Lloyd Joseph (born August 3, 1968) is a Grenadian-born Canadian former gridiron football defensive tackle who played one season for the BC Lions of the Canadian Football League (CFL). A dominant defensive lineman at Valley City State University, Joseph is one of only two Vikings players ever to earn All-American honors three times.

==Early life==
Joseph was born in Grenada and later moved to Canada, where he grew up in Winnipeg, Manitoba.

==College career==
Joseph played college football for the Valley City State Vikings from 1987 to 1990, becoming one of the most decorated defensive players in program history. He was a four-time All-Conference selection, helping the Vikings post a 26–11 overall record and a 17–4 conference record during his career.

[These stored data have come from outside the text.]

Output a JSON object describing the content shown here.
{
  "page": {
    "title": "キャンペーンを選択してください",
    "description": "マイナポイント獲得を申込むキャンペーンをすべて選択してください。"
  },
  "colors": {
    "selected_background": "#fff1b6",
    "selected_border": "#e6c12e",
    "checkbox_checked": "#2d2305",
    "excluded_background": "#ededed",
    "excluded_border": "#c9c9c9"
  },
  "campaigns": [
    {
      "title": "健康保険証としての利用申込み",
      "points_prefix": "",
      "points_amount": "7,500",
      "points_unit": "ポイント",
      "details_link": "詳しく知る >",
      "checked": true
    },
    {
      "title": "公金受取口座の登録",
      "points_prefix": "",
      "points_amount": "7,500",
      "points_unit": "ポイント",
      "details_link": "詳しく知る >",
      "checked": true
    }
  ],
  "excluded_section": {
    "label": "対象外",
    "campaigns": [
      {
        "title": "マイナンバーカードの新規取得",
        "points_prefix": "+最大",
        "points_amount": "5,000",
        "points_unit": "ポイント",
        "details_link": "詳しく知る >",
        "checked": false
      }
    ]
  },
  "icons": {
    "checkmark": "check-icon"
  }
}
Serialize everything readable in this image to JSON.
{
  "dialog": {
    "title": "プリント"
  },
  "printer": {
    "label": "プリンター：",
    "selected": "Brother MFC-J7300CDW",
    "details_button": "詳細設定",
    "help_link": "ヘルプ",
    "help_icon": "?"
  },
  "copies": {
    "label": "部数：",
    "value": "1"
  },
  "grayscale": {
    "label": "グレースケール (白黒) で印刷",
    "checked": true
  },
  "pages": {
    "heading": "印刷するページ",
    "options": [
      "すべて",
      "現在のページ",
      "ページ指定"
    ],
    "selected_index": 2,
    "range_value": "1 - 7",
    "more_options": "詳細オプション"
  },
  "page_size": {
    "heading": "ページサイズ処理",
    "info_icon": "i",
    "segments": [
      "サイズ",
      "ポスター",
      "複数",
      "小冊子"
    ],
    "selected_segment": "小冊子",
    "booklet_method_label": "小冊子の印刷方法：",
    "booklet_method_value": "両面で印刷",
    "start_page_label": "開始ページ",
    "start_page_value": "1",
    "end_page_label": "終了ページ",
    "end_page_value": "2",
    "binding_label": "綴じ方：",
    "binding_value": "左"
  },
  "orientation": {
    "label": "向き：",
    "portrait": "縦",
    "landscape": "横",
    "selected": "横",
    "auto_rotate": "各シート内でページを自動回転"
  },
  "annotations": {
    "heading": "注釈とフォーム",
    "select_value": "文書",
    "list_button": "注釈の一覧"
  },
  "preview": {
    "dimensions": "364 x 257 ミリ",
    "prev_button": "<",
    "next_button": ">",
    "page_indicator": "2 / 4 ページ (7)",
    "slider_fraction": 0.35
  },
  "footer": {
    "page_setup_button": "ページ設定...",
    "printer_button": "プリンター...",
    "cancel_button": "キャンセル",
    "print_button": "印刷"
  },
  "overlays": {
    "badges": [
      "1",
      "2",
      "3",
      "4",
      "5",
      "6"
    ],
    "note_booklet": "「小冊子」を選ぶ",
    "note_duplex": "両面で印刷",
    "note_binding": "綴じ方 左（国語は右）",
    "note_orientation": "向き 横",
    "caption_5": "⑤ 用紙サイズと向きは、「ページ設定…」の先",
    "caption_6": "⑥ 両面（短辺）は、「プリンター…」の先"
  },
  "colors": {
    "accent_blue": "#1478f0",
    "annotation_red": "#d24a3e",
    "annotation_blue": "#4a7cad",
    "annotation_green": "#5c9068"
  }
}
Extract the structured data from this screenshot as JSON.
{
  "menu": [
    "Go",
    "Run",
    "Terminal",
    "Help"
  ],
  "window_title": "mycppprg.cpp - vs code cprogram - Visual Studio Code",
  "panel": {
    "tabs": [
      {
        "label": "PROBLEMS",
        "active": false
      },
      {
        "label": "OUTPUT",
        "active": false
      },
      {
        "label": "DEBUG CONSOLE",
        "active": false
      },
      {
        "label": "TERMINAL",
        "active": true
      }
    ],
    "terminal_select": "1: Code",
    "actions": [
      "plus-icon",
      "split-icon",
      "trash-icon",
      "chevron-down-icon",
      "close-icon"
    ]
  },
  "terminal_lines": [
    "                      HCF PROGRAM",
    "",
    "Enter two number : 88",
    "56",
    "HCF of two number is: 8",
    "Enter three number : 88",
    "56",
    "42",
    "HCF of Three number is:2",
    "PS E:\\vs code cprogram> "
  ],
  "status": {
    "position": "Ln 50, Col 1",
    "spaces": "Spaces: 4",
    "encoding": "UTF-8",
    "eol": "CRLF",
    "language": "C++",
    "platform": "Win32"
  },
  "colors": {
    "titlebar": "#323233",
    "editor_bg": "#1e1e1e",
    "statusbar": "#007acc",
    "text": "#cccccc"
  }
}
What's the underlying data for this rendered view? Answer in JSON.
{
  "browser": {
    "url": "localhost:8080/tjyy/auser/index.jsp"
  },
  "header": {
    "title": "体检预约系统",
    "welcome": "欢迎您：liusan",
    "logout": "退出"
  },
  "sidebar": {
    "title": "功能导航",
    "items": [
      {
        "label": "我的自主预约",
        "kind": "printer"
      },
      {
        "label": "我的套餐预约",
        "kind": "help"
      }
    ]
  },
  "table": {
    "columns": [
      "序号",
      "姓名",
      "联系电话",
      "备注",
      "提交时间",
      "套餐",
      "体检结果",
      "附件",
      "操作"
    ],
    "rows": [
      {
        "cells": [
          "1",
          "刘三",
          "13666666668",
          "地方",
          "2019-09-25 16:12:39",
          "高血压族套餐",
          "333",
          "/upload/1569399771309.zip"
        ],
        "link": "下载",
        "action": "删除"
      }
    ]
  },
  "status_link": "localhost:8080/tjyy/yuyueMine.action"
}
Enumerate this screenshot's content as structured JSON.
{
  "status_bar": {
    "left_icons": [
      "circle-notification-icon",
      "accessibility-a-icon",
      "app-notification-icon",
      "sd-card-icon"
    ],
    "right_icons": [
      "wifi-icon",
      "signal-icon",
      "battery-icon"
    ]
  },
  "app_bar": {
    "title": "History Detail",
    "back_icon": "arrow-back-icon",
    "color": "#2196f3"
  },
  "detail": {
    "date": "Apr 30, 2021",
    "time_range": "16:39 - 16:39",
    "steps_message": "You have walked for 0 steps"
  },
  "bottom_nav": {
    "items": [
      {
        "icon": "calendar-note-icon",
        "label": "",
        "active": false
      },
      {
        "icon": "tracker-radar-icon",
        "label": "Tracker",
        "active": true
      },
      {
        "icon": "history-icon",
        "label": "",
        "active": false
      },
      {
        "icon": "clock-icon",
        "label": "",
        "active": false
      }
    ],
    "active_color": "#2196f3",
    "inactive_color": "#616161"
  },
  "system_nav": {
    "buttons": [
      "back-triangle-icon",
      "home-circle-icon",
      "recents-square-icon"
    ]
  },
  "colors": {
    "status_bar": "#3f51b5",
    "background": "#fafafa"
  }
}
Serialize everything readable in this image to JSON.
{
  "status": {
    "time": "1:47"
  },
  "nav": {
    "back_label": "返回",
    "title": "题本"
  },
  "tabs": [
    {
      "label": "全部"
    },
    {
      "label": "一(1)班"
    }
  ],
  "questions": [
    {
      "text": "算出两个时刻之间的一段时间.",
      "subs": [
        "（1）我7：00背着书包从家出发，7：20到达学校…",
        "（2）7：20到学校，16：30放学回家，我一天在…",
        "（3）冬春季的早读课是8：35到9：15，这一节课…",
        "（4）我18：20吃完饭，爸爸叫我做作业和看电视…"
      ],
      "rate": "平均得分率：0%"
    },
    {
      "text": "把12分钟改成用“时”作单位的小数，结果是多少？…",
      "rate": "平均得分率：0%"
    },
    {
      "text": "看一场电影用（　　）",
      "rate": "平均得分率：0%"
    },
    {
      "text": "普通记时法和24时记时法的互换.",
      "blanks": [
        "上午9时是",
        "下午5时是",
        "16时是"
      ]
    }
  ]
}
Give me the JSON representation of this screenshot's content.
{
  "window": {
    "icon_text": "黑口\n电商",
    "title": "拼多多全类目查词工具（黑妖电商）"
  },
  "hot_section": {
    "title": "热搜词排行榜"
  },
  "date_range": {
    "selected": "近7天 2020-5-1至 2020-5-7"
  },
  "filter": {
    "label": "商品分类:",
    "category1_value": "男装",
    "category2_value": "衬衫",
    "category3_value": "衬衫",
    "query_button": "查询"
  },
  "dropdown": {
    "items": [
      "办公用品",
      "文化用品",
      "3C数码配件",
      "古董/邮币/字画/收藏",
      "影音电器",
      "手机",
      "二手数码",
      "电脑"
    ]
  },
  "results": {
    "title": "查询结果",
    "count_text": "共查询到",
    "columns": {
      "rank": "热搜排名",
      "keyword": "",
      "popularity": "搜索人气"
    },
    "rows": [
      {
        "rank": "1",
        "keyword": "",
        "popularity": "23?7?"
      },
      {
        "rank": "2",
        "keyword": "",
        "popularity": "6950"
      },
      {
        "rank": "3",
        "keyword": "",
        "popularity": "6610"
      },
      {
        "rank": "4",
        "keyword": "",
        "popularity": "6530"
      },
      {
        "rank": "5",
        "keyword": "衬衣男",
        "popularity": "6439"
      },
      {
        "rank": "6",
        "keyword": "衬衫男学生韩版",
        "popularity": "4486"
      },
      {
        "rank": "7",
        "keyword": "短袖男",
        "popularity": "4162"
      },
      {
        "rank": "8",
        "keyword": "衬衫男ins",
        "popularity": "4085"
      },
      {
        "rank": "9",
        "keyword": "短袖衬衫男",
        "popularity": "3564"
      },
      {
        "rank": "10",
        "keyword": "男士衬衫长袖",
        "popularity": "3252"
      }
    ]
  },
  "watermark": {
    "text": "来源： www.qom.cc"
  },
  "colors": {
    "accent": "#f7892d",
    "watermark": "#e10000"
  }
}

Joseph made an immediate impact as a freshman, recording 56 tackles and 7.5 sacks. He went on to earn All-District and All-American honors in each of the next three seasons.
- In 1988, he was named NAIA Honorable Mention All-American after recording 61 tackles and 5 sacks.
- In 1989, he produced 77 tackles and a career-high 14 sacks, earning NAIA Second-Team All-American.
- In 1990, he posted 83 tackles and 8 sacks, being named NAIA First-Team All-American.

Joseph finished his career with 277 tackles and still holds the VCSU school record with 34.5 career sacks.

==Professional career==
Joseph was selected in the sixth round (42nd overall) of the 1991 CFL Draft by the BC Lions. He appeared in five games during the 1991 season, recording one tackle before his release.

==Legacy==
Joseph was inducted into the Valley City State University Hall of Fame for his collegiate career and status as one of the greatest defensive players in school history.